I agree that asking him questions and listening is a great tack and may lead to him asking for and heeding your advice. The opposite of a lecture is a dialogue.
Just spent 2.5 days in a car with my own kid on the way to grad school. Resisted the urge to lecture. OP’s bigger problem might be finding common ground on music during the drive.
Avoiding “microaggressions” is just old-fashioned politeness. One doesn’t verbalize assumptions about strangers, one doesn’t make comments based on physical appearance, one doesn’t ask personal questions of strangers, one doesn’t make comments based on race, ethnicity, or religion, one doesn’t speak ill of those not present. And so on.
You also may wish to warn him of the prejudices and assumptions people may make about him due to his being from rural Missouri. This thread is a good introduction to that issue.
Snarlatron makes some good points.
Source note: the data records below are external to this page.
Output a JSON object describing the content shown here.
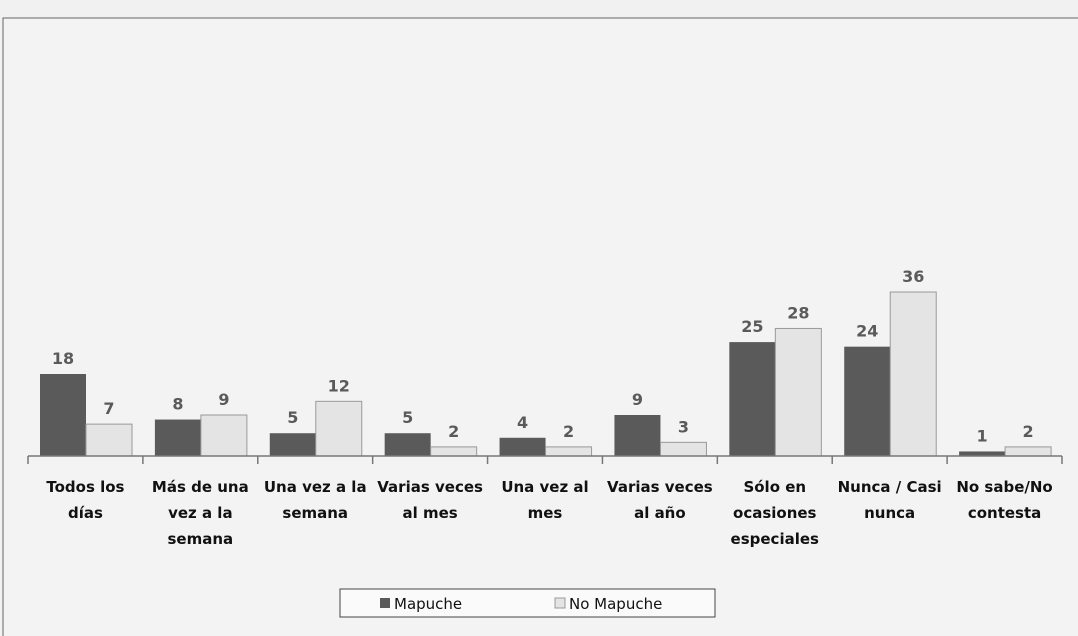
{
  "chart_data": {
    "type": "bar",
    "categories": [
      "Todos los días",
      "Más de una vez a la semana",
      "Una vez a la semana",
      "Varias veces al mes",
      "Una vez al mes",
      "Varias veces al año",
      "Sólo en ocasiones especiales",
      "Nunca / Casi nunca",
      "No sabe/No contesta"
    ],
    "series": [
      {
        "name": "Mapuche",
        "color": "#5a5a5a",
        "values": [
          18,
          8,
          5,
          5,
          4,
          9,
          25,
          24,
          1
        ]
      },
      {
        "name": "No Mapuche",
        "color": "#e4e4e4",
        "values": [
          7,
          9,
          12,
          2,
          2,
          3,
          28,
          36,
          2
        ]
      }
    ],
    "ylim": [
      0,
      36
    ],
    "legend": "bottom"
  }
}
Common courtesy goes a long way.
I think you can advise your nephew not to express whichever views you think may offend people, but it won’t change the fact that those are his beliefs. The root problem isn’t what he’s saying, it’s what he’s thinking that leads him to say those things. I don’t think you’re going to be able to change his belief system in 2 days. The best you can probably do is repeat what Snarlatron said and hope it sinks in.
They may not be his beliefs. I grew up with Archie Bunker as my father. I knew every derogatory term for minorities, other religious groups, etc., but didn’t know they were hurtful. I lived in a community that was heavily Polish, and we all told Pollack jokes because we thought they were funny. To others, they might not be funny.
We learn things as we grow older too. A friend who has children adopted from Africa taught me about blood diamonds and I was easily convinced not to buy diamonds. Dream catchers are a popular trinket around me but are a religious symbol to Native Americans and should be treated as such.
This kid is 18. He might just need to be told that some of the terms he’s been using aren’t acceptable.